24/11/2017 opinin

Un histrico Consenso Fiscal para potenciar el desarrollo

La Ley de Responsabilidad Fiscal y el Consenso Fiscal, firmado entre los gobernadores provincias y el Poder Ejecutivo Nacional, obtuvieron dictamen de mayoría y ambos proyectos serán debatidos en el recinto de sesiones de la Cámara de Senadores la semana que viene. Al respecto opinó para Télam la senadora nacional por Cambiemos, Silvia Elías de Pérez.

Silvia Elas de Prez

Por Silvia Elas de Prez

En un plenario de Comisiones, el Senado de la Nación dio dictamen ayer al proyecto de Consenso Fiscal, una semana después de que el presidente Mauricio Macri y los gobernadores de todas a las provincias (a excepción del de San Luis) alcanzaran un histórico acuerdo para establecer un mecanismo estratégico con el objeto de ordenar y sanear las cuentas públicas, como requisito indispensable para avanzar hacia un país sustentable, previsible y justo en la distribución de sus recursos.

Insisto: es importante remarcar el carácter histórico del acuerdo por la complejidad y la diversidad de los actores sentados en la mesa de negociación, algunos de ellos en franca pugna. En nuestro pasado reciente casi no existen antecedentes de la construcción de consensos de este tipo, basado en el diálogo y no en la imposición. Donde cada sector involucrado, partiendo desde posiciones, realidad y expectativas tan disímiles, resignaron una parte de sus demandas para beneficiar al conjunto de los argentinos, sobre todo si tenemos en cuenta que la gobernadora de la Provincia de Buenos Aires, María Eugenia Vidal, desistió de continuar con la demanda ante la Corte Suprema de Justicia por el millonario Fondo del Conurbano.

Con este acuerdo apuntamos a tres objetivos claramente definidos: reducir el déficit fiscal de manera sistemática, aumentar progresivamente las inversiones y reducir gradualmente los impuestos.

Es importante destacar que el proyecto que está en tratamiento actualmente en el Congreso establece un nuevo esquema de redistribución primaria de recursos coparticipables, así como compromisos que establezcan pautas de responsabilidad fiscal que incentiven el uso racional de los recursos y los ingresos de los diferentes niveles de gobierno. El acuerdo resuelve, a la vez, el Conflicto del Fondo del Conurbano y 59 demandas judiciales entre las provincias y la Nación.

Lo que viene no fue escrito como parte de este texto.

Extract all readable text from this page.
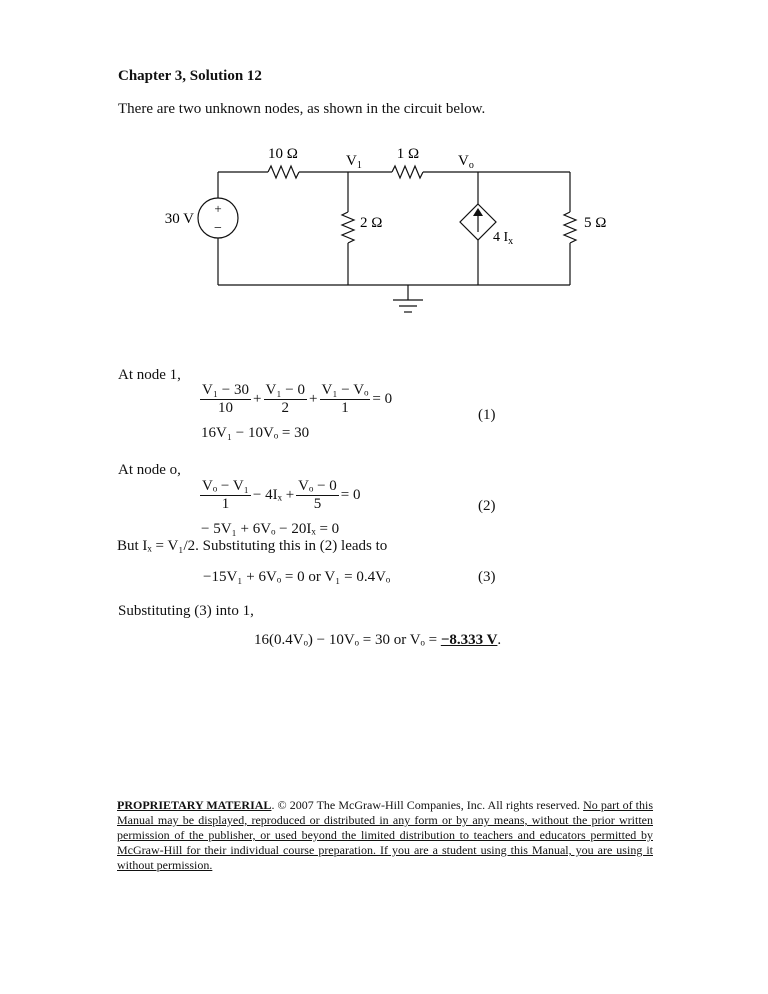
Chapter 3, Solution 12
There are two unknown nodes, as shown in the circuit below.
+
−
30 V
10 Ω	1 Ω
$V_1$	$V_o$
2 Ω
4 $I_x$
5 Ω
At node 1,
$\frac{\text{V₁ − 30}}{10} + \frac{\text{V₁ − 0}}{2} + \frac{\text{V₁ − Vₒ}}{1} = 0$
16V₁ − 10Vₒ = 30
(1)
At node o,
$\frac{\text{Vₒ − V₁}}{1} - 4I_x + \frac{\text{Vₒ − 0}}{5} = 0$
− 5V₁ + 6Vₒ − 20Iₓ = 0
(2)
But Iₓ = V₁/2. Substituting this in (2) leads to
−15V₁ + 6Vₒ = 0 or V₁ = 0.4Vₒ	(3)
Substituting (3) into 1,
16(0.4Vₒ) − 10Vₒ = 30 or Vₒ = −8.333 V.
PROPRIETARY MATERIAL. © 2007 The McGraw-Hill Companies, Inc. All rights reserved. No part of this Manual may be displayed, reproduced or distributed in any form or by any means, without the prior written permission of the publisher, or used beyond the limited distribution to teachers and educators permitted by McGraw-Hill for their individual course preparation. If you are a student using this Manual, you are using it without permission.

Otro punto importante es la reducción de impuestos altamente distorsivos para la actividad económica, lo que permitirá generar inversiones, la apertura de nuevas pymes y, lo más importante, la creación de más empleo privado de calidad.

Las reformas abarcan también el Impuesto a las Ganancias, derogando el artículo 104 de la ley que redistribuye el 20% a la Anses, con asignaciones específicas a provincias y una suma fija a Buenos Aires de $650 millones.

Además, establece tres cambios relevantes en el régimen previsional. El primero, tratar un nuevo proyecto de ley para que las jubilaciones se actualicen trimestralmente y por inflación (en este punto se aceptó una modificación del senador Miguel Pichetto que planteó que se mida según el índice de inflación y el índice de Remuneración Imponible Promedio de los Trabajadores Estables). El segundo, garantizar que la jubilación mínima sea de al menos el 82% del salario mínimo vital y móvil para aquellos que no hicieron uso de ninguna moratoria. El tercero, eliminar las jubilaciones de privilegio; por primera vez en mucho tiempo el denominado "ajuste" no lo harán los más necesitados sino la clase política.

Quiero remarcar que ayer vivimos una jornada pocas veces vividas en el Senado de la Nación, la cual no sólo contó con la participación -hasta el final del debate- de los ministros Rogelio Frigerio, Nicolás Dujovne, Jorge Triaca y del titular del Anses Federico Basavilbaso, sino que además se escuchó con atención las intervenciones de los gobernadores de diferentes extracciones políticas que calificaron a este acuerdo como el "de la sensatez", que "comienza a destrabar el laberinto fiscal" y que "abre las puertas hacia el futuro".

Esto es fundamental porque creemos que la sociedad demanda a sus dirigentes -sea cual sea su identidad política, su ámbito o su territorio- un dialogo franco, amplio, participativo y sin exclusiones para alcanzar acuerdos sostenidos que nos permitan alcanzar un crecimiento continuo de no menos de 20 años. Es tarea de los diferentes niveles de gobierno generar previsibilidad, credibilidad y estabilidad para que eso pase.

De esta manera, el consenso alcanzado abre las puertas para construir un país auténticamente federal y sienta las bases para lograr una Argentina más justa, equilibrada y armónica en el desarrollo de todas sus jurisdicciones provinciales.

(*) Senadora nacional por Cambiemos.